The Mountain, Swiveling Like Sunflowers
Imagine what it’s like to be a mountain. Hard iron core. Deeply rooted in the earth, yet piercing the sky. Standing in one spot for millennia – never stepping just a few feet this way to dip a toe in the creek, or stepping a few feet the other way to lay down in the tall, cool grass. But, still, the mountain can see in all directions of the compass, and with a bird’s eye view. The mountain is omniscient.
Perhaps the mountain doesn’t need to step a few feet this way or a few feet that way, because whatever it may wish to experience eventually comes to it. Rain storms gather and then let loose over the mountaintop. Creeks begin to trickle. They form at the top of the mountain and find their way down to the base. Then, as the storm gathers force, the creeks begin to rush. The creek has not only come to the mountain, but has become part of the mountain itself. The water slips into its folds, soaks through its canyons, pools in its valleys.

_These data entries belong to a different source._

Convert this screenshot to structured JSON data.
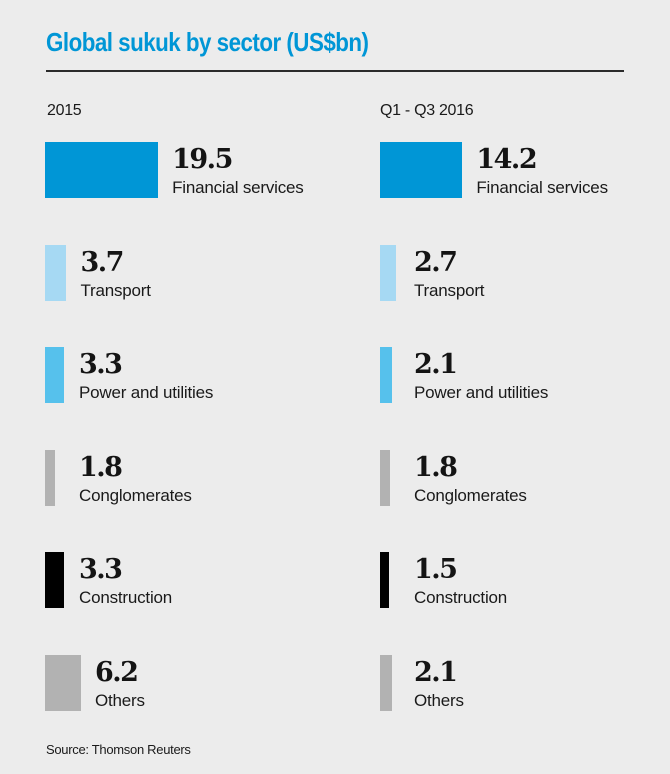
{
  "header": {
    "title": "Global sukuk by sector (US$bn)",
    "title_color": "#0096d6"
  },
  "source": "Source: Thomson Reuters",
  "chart_data": {
    "type": "bar",
    "title": "Global sukuk by sector (US$bn)",
    "unit": "US$bn",
    "categories": [
      "Financial services",
      "Transport",
      "Power and utilities",
      "Conglomerates",
      "Construction",
      "Others"
    ],
    "colors": [
      "#0096d6",
      "#a6d9f3",
      "#56c1ec",
      "#b2b2b2",
      "#000000",
      "#b2b2b2"
    ],
    "series": [
      {
        "name": "2015",
        "values": [
          19.5,
          3.7,
          3.3,
          1.8,
          3.3,
          6.2
        ],
        "labels": [
          "19.5",
          "3.7",
          "3.3",
          "1.8",
          "3.3",
          "6.2"
        ]
      },
      {
        "name": "Q1 - Q3 2016",
        "values": [
          14.2,
          2.7,
          2.1,
          1.8,
          1.5,
          2.1
        ],
        "labels": [
          "14.2",
          "2.7",
          "2.1",
          "1.8",
          "1.5",
          "2.1"
        ]
      }
    ],
    "orientation": "horizontal",
    "grid": false,
    "legend": "none",
    "source": "Thomson Reuters"
  }
}
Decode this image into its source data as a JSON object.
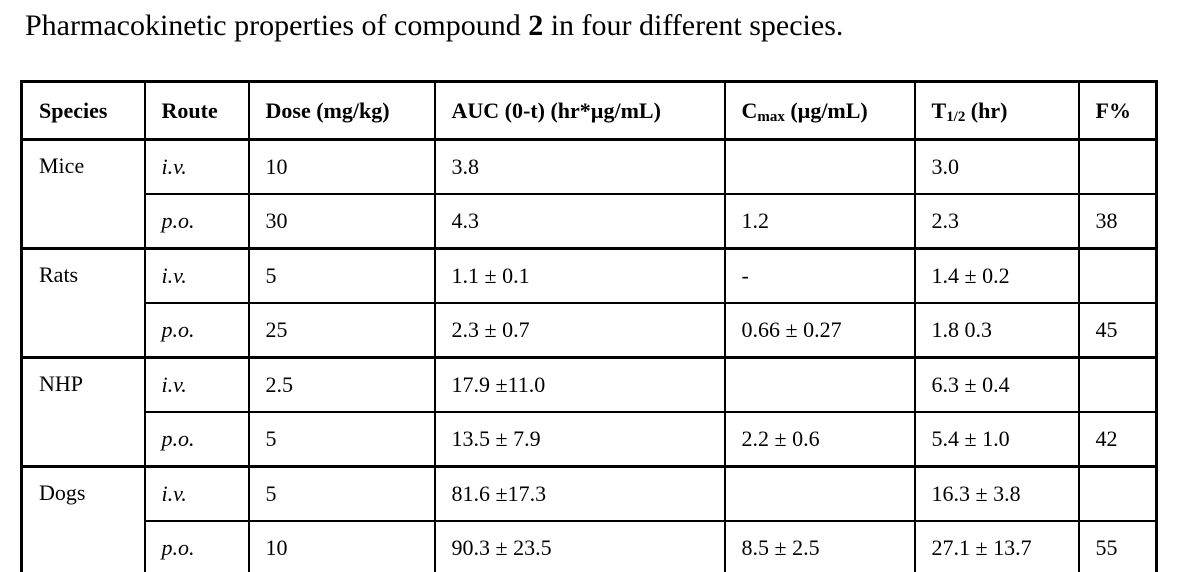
{
  "page": {
    "background": "#ffffff",
    "text_color": "#000000",
    "border_color": "#000000"
  },
  "caption": {
    "prefix": "Pharmacokinetic properties of compound ",
    "compound": "2",
    "suffix": " in four different species."
  },
  "table": {
    "columns": [
      {
        "pre": "Species",
        "sub": "",
        "post": ""
      },
      {
        "pre": "Route",
        "sub": "",
        "post": ""
      },
      {
        "pre": "Dose (mg/kg)",
        "sub": "",
        "post": ""
      },
      {
        "pre": "AUC (0-t) (hr*µg/mL)",
        "sub": "",
        "post": ""
      },
      {
        "pre": "C",
        "sub": "max",
        "post": " (µg/mL)"
      },
      {
        "pre": "T",
        "sub": "1/2",
        "post": " (hr)"
      },
      {
        "pre": "F%",
        "sub": "",
        "post": ""
      }
    ],
    "groups": [
      {
        "species": "Mice",
        "rows": [
          {
            "route": "i.v.",
            "dose": "10",
            "auc": "3.8",
            "cmax": "",
            "thalf": "3.0",
            "f": ""
          },
          {
            "route": "p.o.",
            "dose": "30",
            "auc": "4.3",
            "cmax": "1.2",
            "thalf": "2.3",
            "f": "38"
          }
        ]
      },
      {
        "species": "Rats",
        "rows": [
          {
            "route": "i.v.",
            "dose": "5",
            "auc": "1.1 ± 0.1",
            "cmax": "-",
            "thalf": "1.4 ± 0.2",
            "f": ""
          },
          {
            "route": "p.o.",
            "dose": "25",
            "auc": "2.3 ± 0.7",
            "cmax": "0.66 ± 0.27",
            "thalf": "1.8 0.3",
            "f": "45"
          }
        ]
      },
      {
        "species": "NHP",
        "rows": [
          {
            "route": "i.v.",
            "dose": "2.5",
            "auc": "17.9 ±11.0",
            "cmax": "",
            "thalf": "6.3 ± 0.4",
            "f": ""
          },
          {
            "route": "p.o.",
            "dose": "5",
            "auc": "13.5 ± 7.9",
            "cmax": "2.2 ± 0.6",
            "thalf": "5.4 ± 1.0",
            "f": "42"
          }
        ]
      },
      {
        "species": "Dogs",
        "rows": [
          {
            "route": "i.v.",
            "dose": "5",
            "auc": "81.6 ±17.3",
            "cmax": "",
            "thalf": "16.3 ± 3.8",
            "f": ""
          },
          {
            "route": "p.o.",
            "dose": "10",
            "auc": "90.3 ± 23.5",
            "cmax": "8.5 ± 2.5",
            "thalf": "27.1 ± 13.7",
            "f": "55"
          }
        ]
      }
    ]
  }
}
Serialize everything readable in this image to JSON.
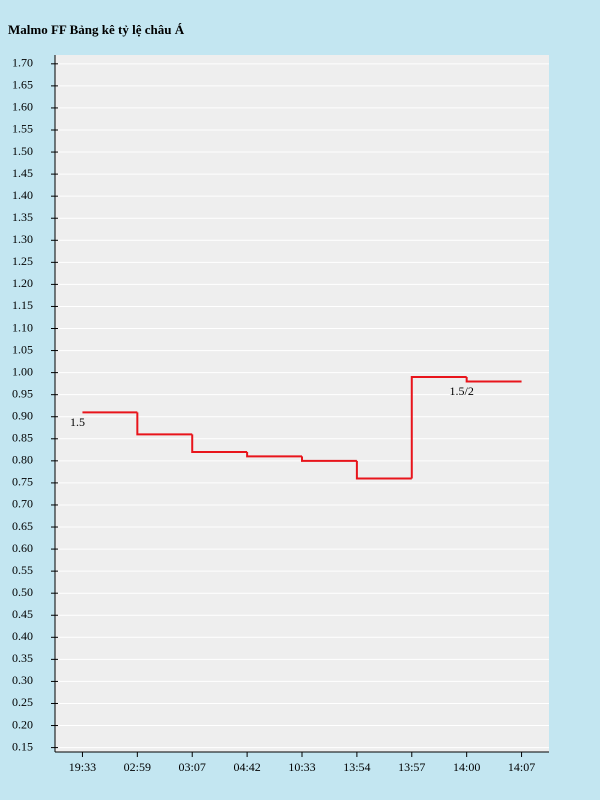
{
  "chart_data": {
    "type": "step",
    "title": "Malmo FF Bảng kê tỷ lệ châu Á",
    "categories": [
      "19:33",
      "02:59",
      "03:07",
      "04:42",
      "10:33",
      "13:54",
      "13:57",
      "14:00",
      "14:07"
    ],
    "series": [
      {
        "name": "Malmo FF",
        "color": "#e8141b",
        "values": [
          0.91,
          0.86,
          0.82,
          0.81,
          0.8,
          0.76,
          0.99,
          0.98,
          0.98
        ]
      }
    ],
    "point_labels": [
      "1.5",
      null,
      null,
      null,
      null,
      null,
      null,
      "1.5/2",
      null
    ],
    "ylim": [
      0.14,
      1.72
    ],
    "yticks": [
      0.15,
      {
        "value": 0.2,
        "label": "0.20"
      },
      0.25,
      {
        "value": 0.3,
        "label": "0.30"
      },
      0.35,
      {
        "value": 0.4,
        "label": "0.40"
      },
      0.45,
      {
        "value": 0.5,
        "label": "0.50"
      },
      0.55,
      {
        "value": 0.6,
        "label": "0.60"
      },
      0.65,
      {
        "value": 0.7,
        "label": "0.70"
      },
      0.75,
      {
        "value": 0.8,
        "label": "0.80"
      },
      0.85,
      {
        "value": 0.9,
        "label": "0.90"
      },
      0.95,
      {
        "value": 1,
        "label": "1.00"
      },
      1.05,
      {
        "value": 1.1,
        "label": "1.10"
      },
      1.15,
      {
        "value": 1.2,
        "label": "1.20"
      },
      1.25,
      {
        "value": 1.3,
        "label": "1.30"
      },
      1.35,
      {
        "value": 1.4,
        "label": "1.40"
      },
      1.45,
      {
        "value": 1.5,
        "label": "1.50"
      },
      1.55,
      {
        "value": 1.6,
        "label": "1.60"
      },
      1.65,
      {
        "value": 1.7,
        "label": "1.70"
      }
    ],
    "grid": true
  }
}
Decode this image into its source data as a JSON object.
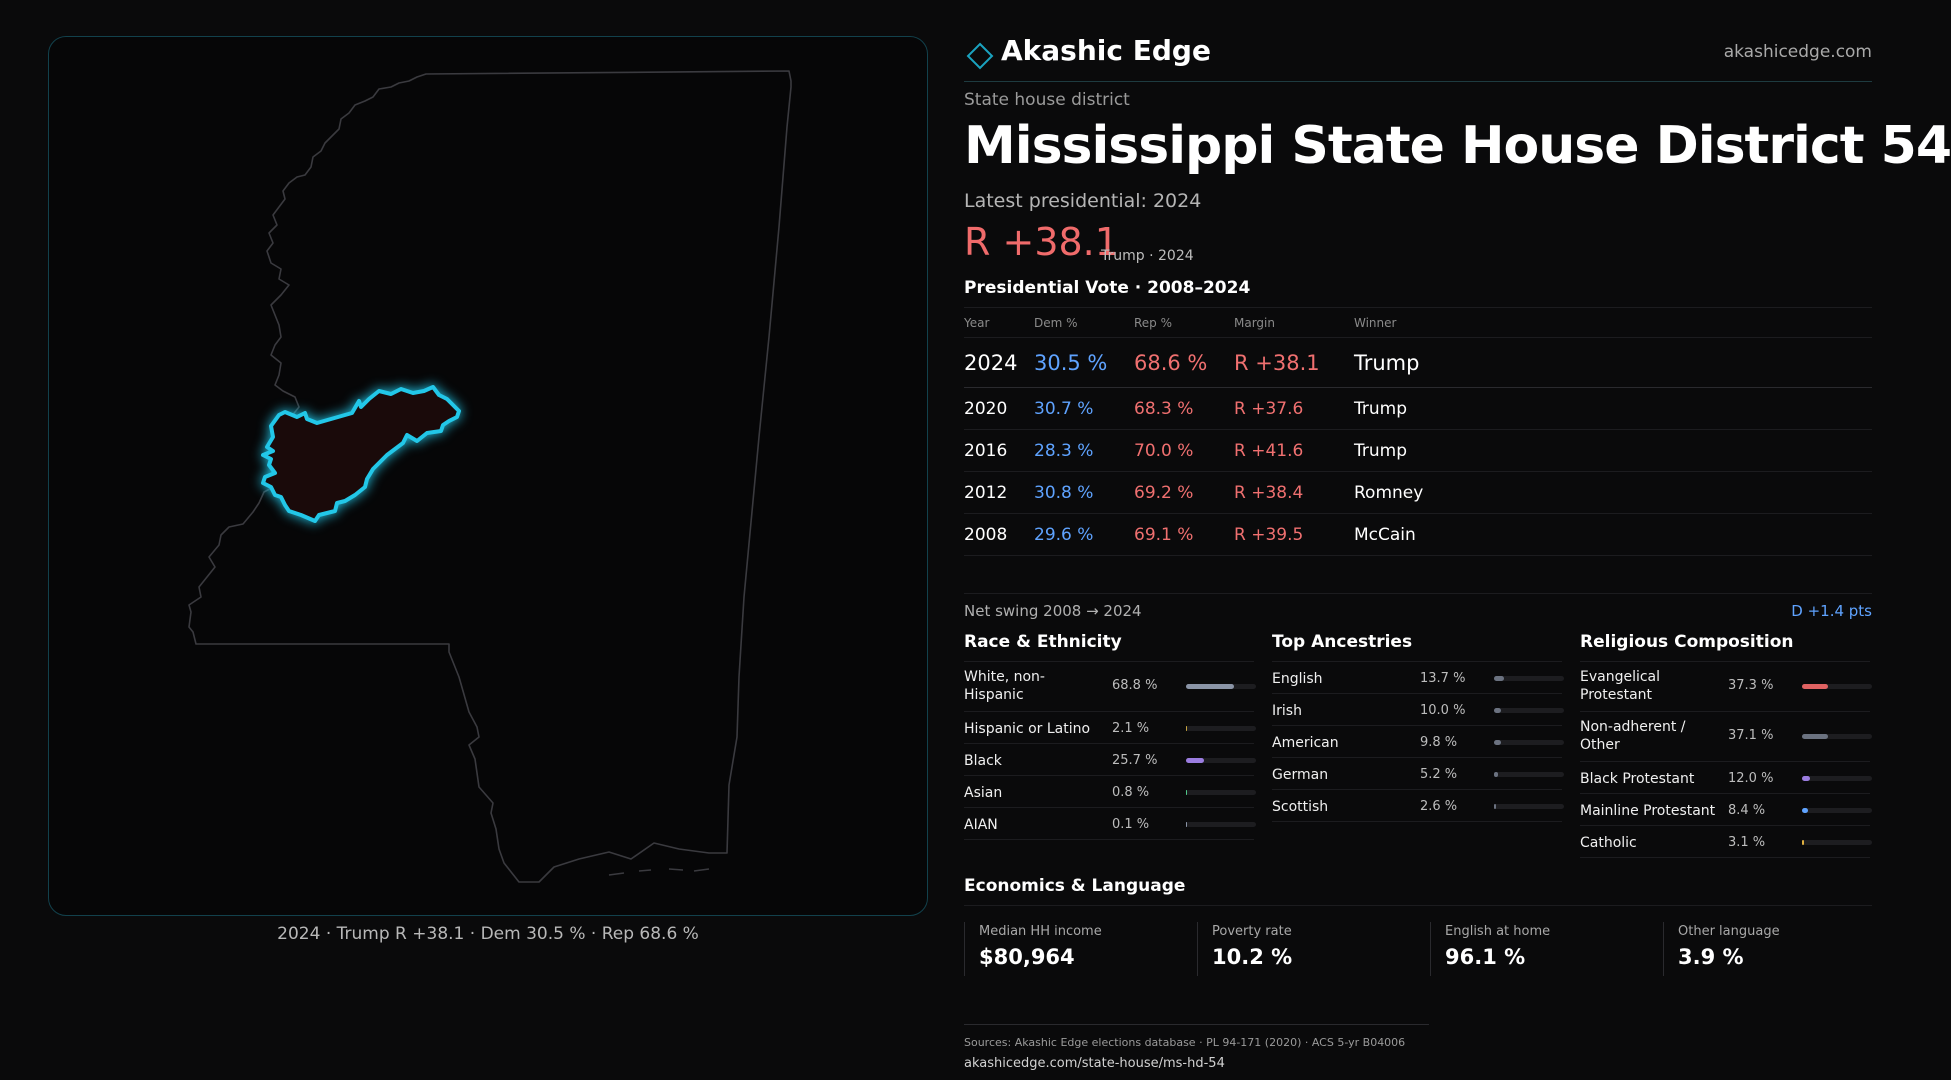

Then, once the storm has passed, the sun emerges. Its warmth and energy and light act like the wave of a magician’s wand, and soon shoots of grass poke through the topsoil. In a matter of a few days, a blush of green first spreads south, and then east and then west and then north. What was once brown and barren is now green and fertile. The mountain now possesses its own bed of tall, cool grass. The grass has come to it.
And so on and so on. The mountain suffers fierce windstorms and hurricanes. It cycles through sunbaked drought and pelts of blue ice. Its trees fall. Its boulders tumble. Rivers of mud reshape its valleys. And yet is stands. Forever exposed, forever vulnerable. The mountain does not scramble to build a roof over its head, or skitter over to a taller, bigger mountain and hide behind its skirt. The mountain simply lets the wind rip across its body, permits the unfathomable cold to penetrate its belly, the unbearable heat to scorch its nose. And the gift of this permission – this allowance to let life howl outs its occasional violence and anger and malevolence – is the peace of the quiet mornings; the embrace of the tall, cool grass; the starfield on a clear, bright night; the gentle and life-giving energy of a single drop of water that trembles on the tip of a branch.
Weather has so many expressions. So many voices. So many ways of being. And so does life. Life is going to continue coming at us. Charging at full speed with a force that is both energizing and depleting, exciting and terrifying. Sometimes we will be lulled, sometimes we will be prodded. Sometimes we will be surrounded by a leafy canopy of abundance and well-being, other times that canopy will be shorn and stripped bare. But if we are the mountain, and trust in the cycle - trust in the return of spring and flowers and soft grass and fragrant meadows – then we will be fluid. Flexible. Able to bend in the storm. Sure to stand upright once again after the tempest has past, and turn our various blooms toward the sun. Swiveling like a field of sunflowers.